Lung, bowel, and pancreatic cancers are among the leading causes of non-gender specific cancer mortality, and are frequently driven by KRAS mutations. Despite decades of work on RAS biology, these tumours remain difficult to treat because RAS effector networks are complex, context dependent, and shaped by both genetic and non-genetic heterogeneity.

Our approach focuses on understanding these signalling networks in living cells, where biochemical state, cell fate, and adaptive responses can be followed directly rather than averaged across populations.

Genetic heterogeneity: KRAS and FOXO1

Our work on KRAS and FOXO1 investigates how oncogenic KRAS signalling rewires transcriptional control and cell-state decisions. The study links KRAS-driven network changes to FOXO1-dependent programmes that can shape cancer-associated phenotypes and reveal vulnerabilities that are difficult to see from endpoint population assays.

Selected paper:Ber, Patel, Valls, Howitt, Trinh, Esposito and colleagues. "KRAS and FOXO1 cooperate in oncogenic signalling and cell-state control." EMBO reports (2025). doi:10.1038/s44319-025-00641-z

Non-genetic heterogeneity

After earlier work on cell-to-cell variability at the DNA damage checkpoint, we are studying non-genetic heterogeneity in signalling and metabolic pathways in the context of KRAS oncogenic signalling. A KRAS mutation can trigger tumour suppressive mechanisms, but can also create states with fitness advantages that contribute to tumour initiation or drug resistance.

Live single-cell systems biology lets us connect signalling, metabolism, phenotype, and fate over time, so we can ask how genetic variability in KRAS-driven cancers synergises with non-genetic variability.

Paracrine oncogenesis

Tumour initiation is a sequential process that unfolds in a three-dimensional tissue environment. Cooperation, competition, and communication between cellular populations can therefore influence the earliest steps of tumour initiation and promotion.
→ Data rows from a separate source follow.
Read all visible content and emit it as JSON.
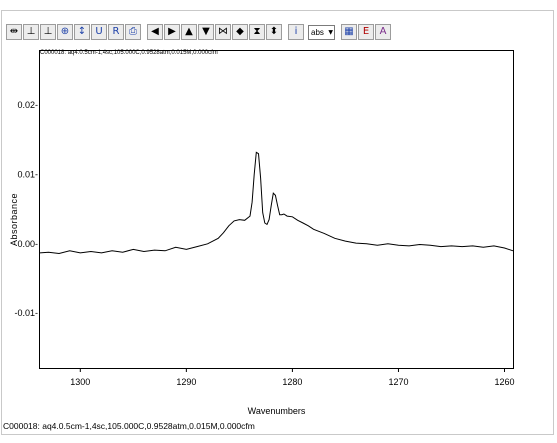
{
  "toolbar": {
    "buttons": [
      {
        "icon": "cursor-arrows-icon",
        "glyph": "⇹"
      },
      {
        "icon": "baseline-icon",
        "glyph": "⊥"
      },
      {
        "icon": "baseline-point-icon",
        "glyph": "⊥"
      },
      {
        "icon": "crosshair-icon",
        "glyph": "⊕"
      },
      {
        "icon": "vertical-arrows-icon",
        "glyph": "↕"
      },
      {
        "icon": "undo-zoom-icon",
        "glyph": "U"
      },
      {
        "icon": "redraw-icon",
        "glyph": "R"
      },
      {
        "icon": "print-icon",
        "glyph": "⎙"
      },
      {
        "icon": "scroll-left-icon",
        "glyph": "◀"
      },
      {
        "icon": "scroll-right-icon",
        "glyph": "▶"
      },
      {
        "icon": "scroll-up-icon",
        "glyph": "▲"
      },
      {
        "icon": "scroll-down-icon",
        "glyph": "▼"
      },
      {
        "icon": "expand-horizontal-icon",
        "glyph": "⋈"
      },
      {
        "icon": "compress-horizontal-icon",
        "glyph": "◆"
      },
      {
        "icon": "expand-vertical-icon",
        "glyph": "⧗"
      },
      {
        "icon": "compress-vertical-icon",
        "glyph": "⬍"
      }
    ],
    "info_glyph": "i",
    "display_mode": "abs",
    "extra_buttons": [
      {
        "icon": "table-icon",
        "glyph": "▦"
      },
      {
        "icon": "spectrum-e-icon",
        "glyph": "E"
      },
      {
        "icon": "spectrum-a-icon",
        "glyph": "A"
      }
    ]
  },
  "plot_header": "C000018: aq4.0.5cm-1,4sc,105.000C,0.9528atm,0.015M,0.000cfm",
  "footer": "C000018: aq4.0.5cm-1,4sc,105.000C,0.9528atm,0.015M,0.000cfm",
  "chart_data": {
    "type": "line",
    "xlabel": "Wavenumbers",
    "ylabel": "Absorbance",
    "x_reversed": true,
    "xlim": [
      1303.8,
      1259.2
    ],
    "ylim": [
      -0.0179,
      0.0278
    ],
    "x_ticks": [
      1300,
      1290,
      1280,
      1270,
      1260
    ],
    "x_tick_labels": [
      "1300",
      "1290",
      "1280",
      "1270",
      "1260"
    ],
    "y_ticks": [
      0.02,
      0.01,
      0.0,
      -0.01
    ],
    "y_tick_labels": [
      "0.02-",
      "0.01-",
      "0.00-",
      "-0.01-"
    ],
    "line_color": "#000000",
    "series": [
      {
        "x": [
          1303.8,
          1303.0,
          1302.0,
          1301.0,
          1300.0,
          1299.0,
          1298.0,
          1297.0,
          1296.0,
          1295.0,
          1294.0,
          1293.0,
          1292.0,
          1291.0,
          1290.0,
          1289.0,
          1288.0,
          1287.0,
          1286.5,
          1286.0,
          1285.5,
          1285.0,
          1284.5,
          1284.0,
          1283.8,
          1283.6,
          1283.4,
          1283.2,
          1283.0,
          1282.8,
          1282.6,
          1282.4,
          1282.2,
          1282.0,
          1281.8,
          1281.6,
          1281.4,
          1281.2,
          1281.0,
          1280.8,
          1280.5,
          1280.0,
          1279.5,
          1279.0,
          1278.5,
          1278.0,
          1277.0,
          1276.0,
          1275.0,
          1274.0,
          1273.0,
          1272.0,
          1271.0,
          1270.0,
          1269.0,
          1268.0,
          1267.0,
          1266.0,
          1265.0,
          1264.0,
          1263.0,
          1262.0,
          1261.0,
          1260.0,
          1259.2
        ],
        "y": [
          -0.0013,
          -0.0012,
          -0.0014,
          -0.001,
          -0.0013,
          -0.0011,
          -0.0013,
          -0.001,
          -0.0012,
          -0.0008,
          -0.0011,
          -0.0009,
          -0.001,
          -0.0005,
          -0.0008,
          -0.0004,
          0.0,
          0.0008,
          0.0016,
          0.0026,
          0.0033,
          0.0035,
          0.0034,
          0.004,
          0.006,
          0.01,
          0.0132,
          0.013,
          0.0095,
          0.0045,
          0.003,
          0.0028,
          0.0035,
          0.0055,
          0.0073,
          0.007,
          0.0055,
          0.0042,
          0.0042,
          0.0043,
          0.004,
          0.0039,
          0.0034,
          0.003,
          0.0026,
          0.0021,
          0.0015,
          0.0008,
          0.0004,
          0.0001,
          0.0,
          -0.0002,
          0.0,
          -0.0002,
          -0.0003,
          -0.0001,
          -0.0002,
          -0.0004,
          -0.0003,
          -0.0004,
          -0.0003,
          -0.0005,
          -0.0003,
          -0.0006,
          -0.001
        ]
      }
    ]
  }
}
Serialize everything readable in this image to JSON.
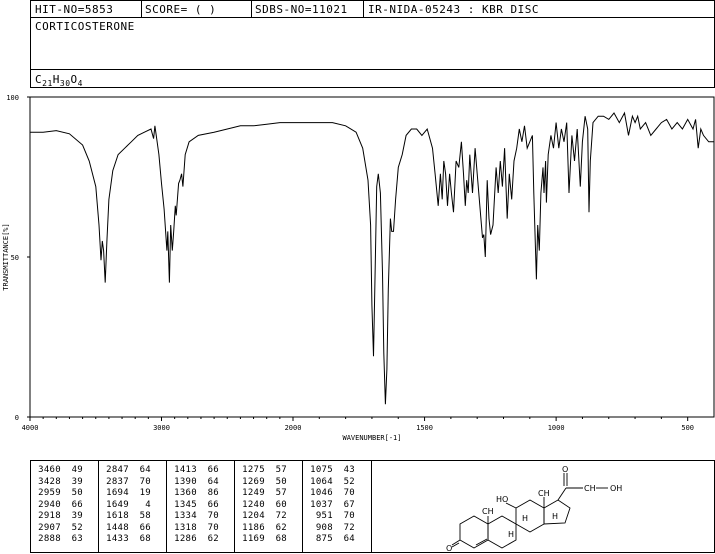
{
  "header": {
    "hit_no": "HIT-NO=5853",
    "score": "SCORE=  (   )",
    "sdbs_no": "SDBS-NO=11021",
    "source": "IR-NIDA-05243 : KBR DISC"
  },
  "compound": {
    "name": "CORTICOSTERONE",
    "formula_parts": {
      "C": "C",
      "c_sub": "21",
      "H": "H",
      "h_sub": "30",
      "O": "O",
      "o_sub": "4"
    }
  },
  "chart_data": {
    "type": "line",
    "xlabel": "WAVENUMBER[-1]",
    "ylabel": "TRANSMITTANCE[%]",
    "xlim": [
      4000,
      400
    ],
    "ylim": [
      0,
      100
    ],
    "x_ticks": [
      4000,
      3000,
      2000,
      1500,
      1000,
      500
    ],
    "y_ticks": [
      0,
      50,
      100
    ],
    "series": [
      {
        "points": [
          [
            4000,
            89
          ],
          [
            3900,
            89
          ],
          [
            3800,
            89.5
          ],
          [
            3700,
            88.5
          ],
          [
            3600,
            85
          ],
          [
            3550,
            80
          ],
          [
            3500,
            72
          ],
          [
            3475,
            60
          ],
          [
            3460,
            49
          ],
          [
            3450,
            55
          ],
          [
            3440,
            52
          ],
          [
            3428,
            42
          ],
          [
            3415,
            55
          ],
          [
            3400,
            68
          ],
          [
            3370,
            77
          ],
          [
            3330,
            82
          ],
          [
            3280,
            84
          ],
          [
            3230,
            86
          ],
          [
            3180,
            88
          ],
          [
            3130,
            89
          ],
          [
            3080,
            90
          ],
          [
            3060,
            87
          ],
          [
            3050,
            91
          ],
          [
            3020,
            82
          ],
          [
            3000,
            73
          ],
          [
            2980,
            65
          ],
          [
            2959,
            52
          ],
          [
            2952,
            58
          ],
          [
            2940,
            42
          ],
          [
            2930,
            60
          ],
          [
            2918,
            52
          ],
          [
            2907,
            58
          ],
          [
            2895,
            66
          ],
          [
            2888,
            63
          ],
          [
            2870,
            73
          ],
          [
            2860,
            74
          ],
          [
            2847,
            76
          ],
          [
            2837,
            72
          ],
          [
            2820,
            82
          ],
          [
            2790,
            86
          ],
          [
            2720,
            88
          ],
          [
            2600,
            89
          ],
          [
            2500,
            90
          ],
          [
            2400,
            91
          ],
          [
            2300,
            91
          ],
          [
            2200,
            91.5
          ],
          [
            2100,
            92
          ],
          [
            2000,
            92
          ],
          [
            1900,
            92
          ],
          [
            1850,
            92
          ],
          [
            1800,
            91
          ],
          [
            1760,
            89
          ],
          [
            1735,
            84
          ],
          [
            1715,
            74
          ],
          [
            1705,
            60
          ],
          [
            1700,
            35
          ],
          [
            1694,
            19
          ],
          [
            1688,
            45
          ],
          [
            1682,
            72
          ],
          [
            1676,
            76
          ],
          [
            1668,
            70
          ],
          [
            1660,
            45
          ],
          [
            1655,
            20
          ],
          [
            1649,
            4
          ],
          [
            1643,
            15
          ],
          [
            1638,
            40
          ],
          [
            1630,
            62
          ],
          [
            1625,
            58
          ],
          [
            1618,
            58
          ],
          [
            1610,
            68
          ],
          [
            1600,
            78
          ],
          [
            1585,
            82
          ],
          [
            1570,
            88
          ],
          [
            1550,
            90
          ],
          [
            1530,
            90
          ],
          [
            1510,
            88
          ],
          [
            1490,
            90
          ],
          [
            1470,
            84
          ],
          [
            1460,
            76
          ],
          [
            1448,
            66
          ],
          [
            1440,
            76
          ],
          [
            1433,
            68
          ],
          [
            1427,
            80
          ],
          [
            1420,
            76
          ],
          [
            1413,
            66
          ],
          [
            1405,
            76
          ],
          [
            1398,
            70
          ],
          [
            1390,
            64
          ],
          [
            1380,
            80
          ],
          [
            1370,
            78
          ],
          [
            1360,
            86
          ],
          [
            1352,
            76
          ],
          [
            1345,
            66
          ],
          [
            1340,
            74
          ],
          [
            1334,
            70
          ],
          [
            1328,
            82
          ],
          [
            1318,
            70
          ],
          [
            1308,
            84
          ],
          [
            1300,
            76
          ],
          [
            1286,
            62
          ],
          [
            1280,
            56
          ],
          [
            1275,
            57
          ],
          [
            1269,
            50
          ],
          [
            1262,
            74
          ],
          [
            1255,
            62
          ],
          [
            1249,
            57
          ],
          [
            1240,
            60
          ],
          [
            1228,
            78
          ],
          [
            1220,
            70
          ],
          [
            1212,
            80
          ],
          [
            1204,
            72
          ],
          [
            1196,
            84
          ],
          [
            1186,
            62
          ],
          [
            1178,
            76
          ],
          [
            1169,
            68
          ],
          [
            1160,
            80
          ],
          [
            1150,
            84
          ],
          [
            1140,
            90
          ],
          [
            1130,
            86
          ],
          [
            1120,
            91
          ],
          [
            1110,
            84
          ],
          [
            1100,
            86
          ],
          [
            1090,
            88
          ],
          [
            1085,
            70
          ],
          [
            1075,
            43
          ],
          [
            1070,
            60
          ],
          [
            1064,
            52
          ],
          [
            1058,
            70
          ],
          [
            1050,
            78
          ],
          [
            1046,
            70
          ],
          [
            1040,
            80
          ],
          [
            1037,
            67
          ],
          [
            1030,
            82
          ],
          [
            1020,
            88
          ],
          [
            1010,
            84
          ],
          [
            1000,
            92
          ],
          [
            990,
            84
          ],
          [
            980,
            90
          ],
          [
            970,
            86
          ],
          [
            960,
            92
          ],
          [
            951,
            70
          ],
          [
            940,
            88
          ],
          [
            930,
            80
          ],
          [
            920,
            90
          ],
          [
            908,
            72
          ],
          [
            900,
            86
          ],
          [
            890,
            94
          ],
          [
            880,
            90
          ],
          [
            875,
            64
          ],
          [
            870,
            80
          ],
          [
            860,
            92
          ],
          [
            840,
            94
          ],
          [
            820,
            94
          ],
          [
            800,
            93
          ],
          [
            780,
            95
          ],
          [
            760,
            92
          ],
          [
            740,
            95
          ],
          [
            725,
            88
          ],
          [
            710,
            94
          ],
          [
            700,
            92
          ],
          [
            690,
            94
          ],
          [
            680,
            90
          ],
          [
            660,
            92
          ],
          [
            640,
            88
          ],
          [
            620,
            90
          ],
          [
            600,
            92
          ],
          [
            580,
            93
          ],
          [
            560,
            90
          ],
          [
            540,
            92
          ],
          [
            520,
            90
          ],
          [
            500,
            93
          ],
          [
            480,
            90
          ],
          [
            470,
            93
          ],
          [
            460,
            84
          ],
          [
            450,
            90
          ],
          [
            440,
            88
          ],
          [
            420,
            86
          ],
          [
            400,
            86
          ]
        ]
      }
    ]
  },
  "peak_table": [
    [
      [
        "3460",
        "49"
      ],
      [
        "3428",
        "39"
      ],
      [
        "2959",
        "50"
      ],
      [
        "2940",
        "66"
      ],
      [
        "2918",
        "39"
      ],
      [
        "2907",
        "52"
      ],
      [
        "2888",
        "63"
      ]
    ],
    [
      [
        "2847",
        "64"
      ],
      [
        "2837",
        "70"
      ],
      [
        "1694",
        "19"
      ],
      [
        "1649",
        "4"
      ],
      [
        "1618",
        "58"
      ],
      [
        "1448",
        "66"
      ],
      [
        "1433",
        "68"
      ]
    ],
    [
      [
        "1413",
        "66"
      ],
      [
        "1390",
        "64"
      ],
      [
        "1360",
        "86"
      ],
      [
        "1345",
        "66"
      ],
      [
        "1334",
        "70"
      ],
      [
        "1318",
        "70"
      ],
      [
        "1286",
        "62"
      ]
    ],
    [
      [
        "1275",
        "57"
      ],
      [
        "1269",
        "50"
      ],
      [
        "1249",
        "57"
      ],
      [
        "1240",
        "60"
      ],
      [
        "1204",
        "72"
      ],
      [
        "1186",
        "62"
      ],
      [
        "1169",
        "68"
      ]
    ],
    [
      [
        "1075",
        "43"
      ],
      [
        "1064",
        "52"
      ],
      [
        "1046",
        "70"
      ],
      [
        "1037",
        "67"
      ],
      [
        "951",
        "70"
      ],
      [
        "908",
        "72"
      ],
      [
        "875",
        "64"
      ]
    ]
  ],
  "structure": {
    "labels": {
      "ho": "HO",
      "oh": "OH",
      "o_ketone": "O",
      "o_side": "O",
      "ch3_a": "CH",
      "ch3_b": "CH",
      "ch2": "CH",
      "h1": "H",
      "h2": "H",
      "h3": "H"
    }
  }
}
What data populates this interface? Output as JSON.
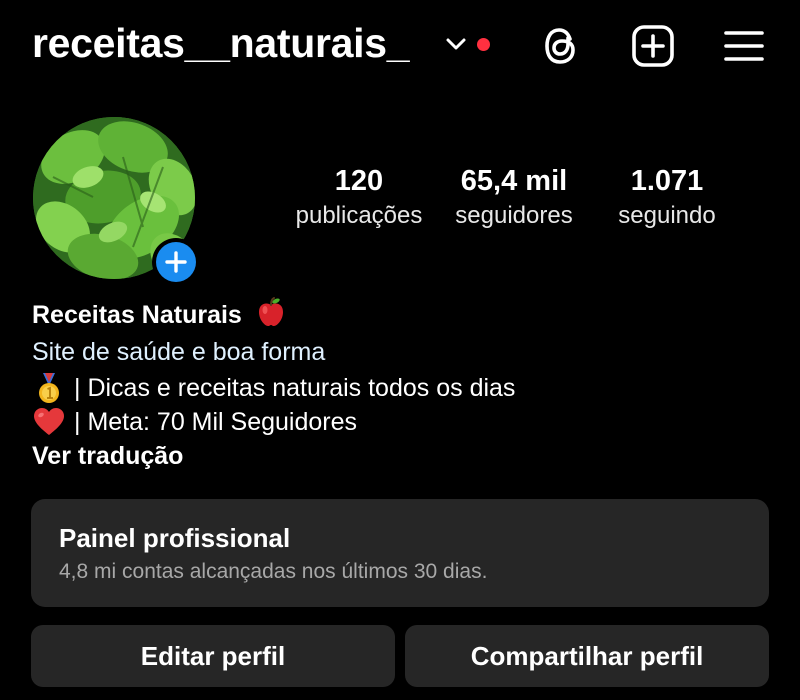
{
  "header": {
    "username": "receitas__naturais_",
    "icons": [
      "chevron-down-icon",
      "notification-dot",
      "threads-icon",
      "add-icon",
      "menu-icon"
    ],
    "notification_color": "#ff3040"
  },
  "profile": {
    "avatar": "leaf-photo",
    "add_story_icon": "plus-icon",
    "add_story_color": "#1a8cf0"
  },
  "stats": [
    {
      "value": "120",
      "label": "publicações"
    },
    {
      "value": "65,4 mil",
      "label": "seguidores"
    },
    {
      "value": "1.071",
      "label": "seguindo"
    }
  ],
  "bio": {
    "name": "Receitas Naturais",
    "name_emoji": "apple-icon",
    "category": "Site de saúde e boa forma",
    "lines": [
      {
        "emoji": "medal-icon",
        "text": "| Dicas e receitas naturais todos os dias"
      },
      {
        "emoji": "heart-icon",
        "text": "| Meta: 70 Mil Seguidores"
      }
    ],
    "translate": "Ver tradução"
  },
  "dashboard": {
    "title": "Painel profissional",
    "subtitle": "4,8 mi contas alcançadas nos últimos 30 dias."
  },
  "actions": {
    "edit": "Editar perfil",
    "share": "Compartilhar perfil"
  },
  "colors": {
    "background": "#000000",
    "surface": "#262626",
    "secondary_text": "#a8a8a8",
    "link_text": "#e0f1ff"
  }
}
We developed theoretical work showing how DNA mutation and cell-to-cell communication can contribute to early carcinogenesis. This work is now published as: Esposito and Greulich. "Cooperation of partially transformed clones: an invisible force behind the early stages of carcinogenesis." Royal Society Open Science 8, 201532 (2021). doi:10.1098/rsos.201532

Experimentally, the OncoLive programme develops biophysical and genetic techniques to seed mutations with controlled spatial and temporal precision, then quantify biochemical networks and clonal dynamics in three-dimensional cultures.